No one would call the disruption of a pandemic a fortunate circumstance, but for those of us who have come through the fire and now seek to arrive, with our Friends, at a new equilibrium, I offer a question. Do we have a once-in-a-generation opportunity to effect true and lasting change in the Quaker community?
Will we rebuild the same house, or will we take an opportunity to make it more thoughtful and accessible for the people we want to use it?
Johanna Jackson’s article in this issue, “Visions of a Strong Quaker Future,” is for readers who might want to take that question seriously. Jackson and JT Dorr-Bremme, both Friends who have been actively engaged in conversations, ministry, and study, spent 2020 and 2021 having deep conversations with a diverse selection of Quakers—especially younger Friends—from around the United States. These conversations were frank and open discussions about what is working and what isn’t, about hopes and fears for the Religious Society of Friends, and about the people we want to be.

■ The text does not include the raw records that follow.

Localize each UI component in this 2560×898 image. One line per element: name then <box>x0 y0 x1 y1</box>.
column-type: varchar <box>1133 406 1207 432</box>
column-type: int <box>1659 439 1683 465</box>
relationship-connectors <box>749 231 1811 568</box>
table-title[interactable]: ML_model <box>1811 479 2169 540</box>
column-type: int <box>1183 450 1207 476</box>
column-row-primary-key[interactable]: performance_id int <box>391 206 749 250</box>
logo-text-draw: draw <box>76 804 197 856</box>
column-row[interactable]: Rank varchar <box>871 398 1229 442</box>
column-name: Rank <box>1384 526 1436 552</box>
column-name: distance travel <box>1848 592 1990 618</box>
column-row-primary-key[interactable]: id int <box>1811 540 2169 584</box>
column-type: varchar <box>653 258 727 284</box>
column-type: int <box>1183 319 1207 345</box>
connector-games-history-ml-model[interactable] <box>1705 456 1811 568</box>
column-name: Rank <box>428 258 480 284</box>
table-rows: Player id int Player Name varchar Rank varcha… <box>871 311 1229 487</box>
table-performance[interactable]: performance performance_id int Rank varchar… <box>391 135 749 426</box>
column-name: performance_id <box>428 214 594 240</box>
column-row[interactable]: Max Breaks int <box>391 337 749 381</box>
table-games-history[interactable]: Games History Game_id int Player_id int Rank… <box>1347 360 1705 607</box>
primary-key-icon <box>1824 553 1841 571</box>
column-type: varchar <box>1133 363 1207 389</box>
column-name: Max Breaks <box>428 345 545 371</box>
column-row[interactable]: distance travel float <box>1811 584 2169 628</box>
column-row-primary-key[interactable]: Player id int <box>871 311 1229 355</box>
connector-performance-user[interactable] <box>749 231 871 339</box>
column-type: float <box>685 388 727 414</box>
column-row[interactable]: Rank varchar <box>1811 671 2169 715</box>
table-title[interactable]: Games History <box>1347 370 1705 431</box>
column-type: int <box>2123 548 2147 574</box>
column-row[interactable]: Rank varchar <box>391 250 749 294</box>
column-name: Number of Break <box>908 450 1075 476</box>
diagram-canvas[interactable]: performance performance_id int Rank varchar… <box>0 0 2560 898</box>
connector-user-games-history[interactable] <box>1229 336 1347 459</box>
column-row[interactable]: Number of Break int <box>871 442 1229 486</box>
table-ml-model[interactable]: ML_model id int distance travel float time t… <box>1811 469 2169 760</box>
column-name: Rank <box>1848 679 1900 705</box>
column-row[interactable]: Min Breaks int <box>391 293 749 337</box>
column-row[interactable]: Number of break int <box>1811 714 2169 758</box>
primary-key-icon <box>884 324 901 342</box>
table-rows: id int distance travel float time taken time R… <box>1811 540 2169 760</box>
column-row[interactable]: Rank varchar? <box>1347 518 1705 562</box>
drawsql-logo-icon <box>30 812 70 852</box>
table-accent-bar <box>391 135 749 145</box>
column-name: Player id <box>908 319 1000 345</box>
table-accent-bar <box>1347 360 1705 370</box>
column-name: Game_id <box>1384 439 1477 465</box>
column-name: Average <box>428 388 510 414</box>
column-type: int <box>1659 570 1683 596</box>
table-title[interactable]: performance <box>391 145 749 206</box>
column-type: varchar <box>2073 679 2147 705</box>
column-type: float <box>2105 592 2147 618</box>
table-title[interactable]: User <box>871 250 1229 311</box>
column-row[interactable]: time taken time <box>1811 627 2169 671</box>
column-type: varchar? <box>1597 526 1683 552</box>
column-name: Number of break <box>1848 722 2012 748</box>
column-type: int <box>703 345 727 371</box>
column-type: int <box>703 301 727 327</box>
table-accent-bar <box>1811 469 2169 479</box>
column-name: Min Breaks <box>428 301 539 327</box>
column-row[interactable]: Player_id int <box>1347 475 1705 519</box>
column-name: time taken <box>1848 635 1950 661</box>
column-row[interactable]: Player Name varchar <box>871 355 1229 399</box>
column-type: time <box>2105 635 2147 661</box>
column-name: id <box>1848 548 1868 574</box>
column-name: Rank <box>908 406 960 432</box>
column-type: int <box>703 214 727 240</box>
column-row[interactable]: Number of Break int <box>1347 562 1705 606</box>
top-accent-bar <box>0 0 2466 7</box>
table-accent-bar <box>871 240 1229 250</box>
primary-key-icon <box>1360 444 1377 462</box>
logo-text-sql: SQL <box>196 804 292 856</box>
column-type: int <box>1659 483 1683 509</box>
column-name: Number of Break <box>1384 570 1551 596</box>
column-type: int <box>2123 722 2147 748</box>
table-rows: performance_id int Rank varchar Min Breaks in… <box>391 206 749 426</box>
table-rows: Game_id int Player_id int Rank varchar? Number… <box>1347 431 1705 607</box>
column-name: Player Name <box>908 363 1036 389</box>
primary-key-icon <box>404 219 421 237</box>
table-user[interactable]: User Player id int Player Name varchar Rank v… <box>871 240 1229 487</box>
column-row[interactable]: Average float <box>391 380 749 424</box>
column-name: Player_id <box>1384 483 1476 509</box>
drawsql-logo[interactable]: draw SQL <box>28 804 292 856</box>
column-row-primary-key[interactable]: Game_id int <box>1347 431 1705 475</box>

“Visions” is an eye-opening and thought-provoking product of this ongoing ministry—qualitative Quaker research, if you will—and it is a piece in true alignment with our mission at Friends Publishing: to communicate Quaker experience in order to connect and deepen spiritual lives. Jackson has written for Friends Journal along these lines before, and adds to conversations started in these pages recently by authors like Cai Quirk, Allison Kirkegaard, Ann Jerome, and Don McCormick. Jackson and Dorr-Bremme’s project explicitly draws inspiration from Friends Publishing’s QuakerSpeak videos, in which Rebecca Hamilton-Levi, and before her Jon Watts, draw out important Quaker voices then package and present them to the world through YouTube. If you enjoy “Visions” and are inspired to take its advices to heart, I hope you’ll share this issue with others who might also be interested in building—as the subtitle puts it—“a religious society that’s creative, relevant, and thriving in 30 years.” And I hope that Friends Journal and QuakerSpeak can continue to be tools and workshops for what you build.
Among the many other fine works in this issue, I would also like to call out “Beyond Walls and Fences” by former Friends Journal senior editor Bob Dockhorn. Part memoir, part call to action, Dockhorn’s piece draws from the author’s reflections on decades of travel and study about the Holocaust and the Holy Land, and it identifies some necessary conditions for the creation of stability and lasting peace amid a confluence of international crises.
I’m grateful for your readership. If these words inspire, challenge, or spark action in you and your community, please let me know how. You’re an important part of the conversation.